The wire matches `ShadeTransferWsTransport` exactly — adapters for
either transport can interoperate by translating between SCTP message-
framing and WS binary frames at the byte level.
## Limits
- Max DataChannel message: **256 KiB** (Chrome's safe ceiling). Configure
`chunkSize` ≤ 256 KiB on uploads that prefer WebRTC. The transport
raises a clear error when an envelope exceeds the cap; the engine then
retries via HTTP.
- One DataChannel per peer pair (label `shade-transfer/v1`). Multiple
in-flight transfers from the same peer pair multiplex via `reqId`.
- No SFU/MCU — group transfers fan out at the application layer.
- DTLS-fingerprint binding to Shade's identity-fingerprint is **not** in
V3.11 (deferred as hardening work — DataChannel is already inside a
ratchet-authenticated session, so the practical exposure window is
limited to in-process MITM scenarios that already require malware).
## Migration
Opt-in. If you don't call `configureWebRTC`, your existing HTTP/WS
transport stack is unchanged.
When you do opt in, the **engine must not be built yet** — the easy way
to ensure this is to call `configureWebRTC` before `configureTransfers`
or before any of `upload` / `onIncomingTransfer` / `transferRoute`.

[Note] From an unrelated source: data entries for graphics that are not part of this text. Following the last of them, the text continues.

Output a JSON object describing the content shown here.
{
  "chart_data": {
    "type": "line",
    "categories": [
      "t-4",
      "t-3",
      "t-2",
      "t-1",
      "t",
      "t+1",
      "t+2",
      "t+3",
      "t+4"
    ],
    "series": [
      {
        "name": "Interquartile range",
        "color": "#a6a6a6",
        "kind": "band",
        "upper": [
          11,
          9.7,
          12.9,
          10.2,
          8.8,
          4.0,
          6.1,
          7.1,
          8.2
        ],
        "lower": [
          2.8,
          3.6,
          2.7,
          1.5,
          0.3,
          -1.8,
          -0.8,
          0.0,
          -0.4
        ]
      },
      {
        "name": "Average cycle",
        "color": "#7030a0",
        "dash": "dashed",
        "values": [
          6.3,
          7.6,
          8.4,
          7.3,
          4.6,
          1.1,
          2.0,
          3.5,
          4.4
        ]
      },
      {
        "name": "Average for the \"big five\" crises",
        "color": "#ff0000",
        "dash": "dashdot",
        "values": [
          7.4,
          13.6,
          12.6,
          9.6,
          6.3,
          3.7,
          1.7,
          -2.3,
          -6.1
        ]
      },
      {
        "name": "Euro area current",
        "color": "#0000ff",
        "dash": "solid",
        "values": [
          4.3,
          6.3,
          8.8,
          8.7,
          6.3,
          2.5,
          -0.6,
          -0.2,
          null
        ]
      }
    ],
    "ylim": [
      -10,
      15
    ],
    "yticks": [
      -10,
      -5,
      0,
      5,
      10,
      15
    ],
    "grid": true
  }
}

Receiver-side: the WebRTC manager wires receiver-hooks into the engine
during `engine()` construction, so make sure both sides do `configureWebRTC`
+ `configureTransfers` before the first `transferRoute()` call.
## Related modules
- [`@shade/transfer`](../packages/shade-transfer/) — engine, lane queues,
HTTP transport, multi-fallback wrapper.
- [`@shade/streams`](./streams.md) — chunk encryption + lane key
derivation. Indirect dep.
- [`@shade/transport-bridge`](./transport.md) — V3.7 bridge layer (WS /
SSE / long-poll for control envelopes). Orthogonal to V3.11.
- [V5.0 — real-time channels](./V5.0.md) — downstream consumer of the
same DataChannel for voice/video/broadcast.